Chaque jour, dans le sport professionnel, on rapporte des milliers de blessures. Rien d'étonnant,
lorsqu'on considère la violence de certains sports. Il est vrai que les athlètes d'aujourd'hui se
sentent parfois comme des gladiateurs modernes, à l'abri dans leur carapace, dans leur équipement,
et qu'ils se doivent, à cause des salaires payés, d'en donner pour leur argent aux spectateurs.
Mais cette culture encourage aussi les coups à la tête. Chaque année, les coups donnés au crâne ou
à la mâchoire dans les divers sports de contact, et même dans les autres sports, engendrent des
millions de traumatismes crâniens. Au point où l'on commence à s'inquiéter sérieusement dans le
milieu. La science se penche sur le problème.

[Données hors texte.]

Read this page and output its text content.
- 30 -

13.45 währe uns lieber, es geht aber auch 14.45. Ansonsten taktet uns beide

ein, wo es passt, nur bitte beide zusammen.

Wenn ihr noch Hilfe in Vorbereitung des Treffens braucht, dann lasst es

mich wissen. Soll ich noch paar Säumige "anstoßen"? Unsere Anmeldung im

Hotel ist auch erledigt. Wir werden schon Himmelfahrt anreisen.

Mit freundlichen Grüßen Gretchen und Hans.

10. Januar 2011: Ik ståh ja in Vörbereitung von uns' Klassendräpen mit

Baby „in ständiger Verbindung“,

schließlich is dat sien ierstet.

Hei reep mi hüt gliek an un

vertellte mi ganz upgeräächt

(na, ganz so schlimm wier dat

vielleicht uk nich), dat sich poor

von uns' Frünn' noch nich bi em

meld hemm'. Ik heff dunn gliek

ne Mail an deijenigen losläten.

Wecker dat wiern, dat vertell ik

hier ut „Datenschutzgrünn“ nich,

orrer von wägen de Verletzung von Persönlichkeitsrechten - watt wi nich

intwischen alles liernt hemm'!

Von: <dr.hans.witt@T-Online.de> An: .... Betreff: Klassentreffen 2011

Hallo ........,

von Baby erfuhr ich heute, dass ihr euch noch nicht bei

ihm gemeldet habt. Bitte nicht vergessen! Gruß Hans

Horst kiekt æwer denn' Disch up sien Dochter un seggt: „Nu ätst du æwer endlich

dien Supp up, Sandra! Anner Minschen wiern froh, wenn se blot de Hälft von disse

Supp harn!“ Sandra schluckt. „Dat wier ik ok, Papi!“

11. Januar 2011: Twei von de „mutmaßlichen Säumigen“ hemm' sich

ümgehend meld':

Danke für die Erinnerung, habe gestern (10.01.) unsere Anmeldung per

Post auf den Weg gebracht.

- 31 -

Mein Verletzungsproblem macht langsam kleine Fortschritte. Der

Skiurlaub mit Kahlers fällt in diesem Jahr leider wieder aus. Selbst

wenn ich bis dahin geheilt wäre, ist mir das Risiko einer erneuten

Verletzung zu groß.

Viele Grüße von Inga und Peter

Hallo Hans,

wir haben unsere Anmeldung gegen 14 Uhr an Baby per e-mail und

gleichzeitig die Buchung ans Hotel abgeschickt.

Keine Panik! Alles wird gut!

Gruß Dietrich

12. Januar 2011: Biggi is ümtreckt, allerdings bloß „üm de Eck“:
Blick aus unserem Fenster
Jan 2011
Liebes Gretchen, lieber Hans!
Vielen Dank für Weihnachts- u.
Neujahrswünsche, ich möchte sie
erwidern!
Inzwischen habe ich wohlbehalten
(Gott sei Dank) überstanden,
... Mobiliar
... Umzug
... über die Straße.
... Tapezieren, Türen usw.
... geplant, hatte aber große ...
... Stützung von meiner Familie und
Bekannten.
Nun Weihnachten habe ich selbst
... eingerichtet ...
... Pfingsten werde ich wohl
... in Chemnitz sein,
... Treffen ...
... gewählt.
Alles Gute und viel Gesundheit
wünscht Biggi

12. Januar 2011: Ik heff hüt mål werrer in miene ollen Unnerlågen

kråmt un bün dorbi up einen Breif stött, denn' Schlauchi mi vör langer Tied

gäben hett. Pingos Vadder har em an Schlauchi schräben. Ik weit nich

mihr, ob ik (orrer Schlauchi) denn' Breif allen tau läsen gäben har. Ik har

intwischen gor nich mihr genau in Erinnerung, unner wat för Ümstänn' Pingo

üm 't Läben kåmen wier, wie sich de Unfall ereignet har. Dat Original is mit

Au soccer, le choc peut sembler anodin, mais en réalité, il est brutal. Comme le ballon est très
rigide et qu'il voyage facilement à plus de 120 kilomètres à l'heure, imaginez l'impact! On estime
maintenant que ces coups de tête présentent un risque potentiel de commotion cérébrale. Cette
donnée surprenante vient confirmer ce que la Dre Suzanne Leclerc a constaté en travaillant avec
les athlètes amateurs de l'Université McGill. «On ne connaissait pas grand-chose initialement sur
les commotions cérébrales, admet Suzanne Leclerc. Si on regarde de nombreuses années en arrière,
une commotion cérébrale était égale à une perte de conscience. Il était rare d'arriver à un
diagnostic de commotion cérébrale si quelqu'un n'avait pas eu une perte de conscience.» On sait
maintenant qu'il y a danger de commotion cérébrale dès qu'un coup est porté à la tête ou à la
mâchoire. La masse gélatineuse du cerveau se déplace alors d'un côté à l'autre de la boîte crânienne.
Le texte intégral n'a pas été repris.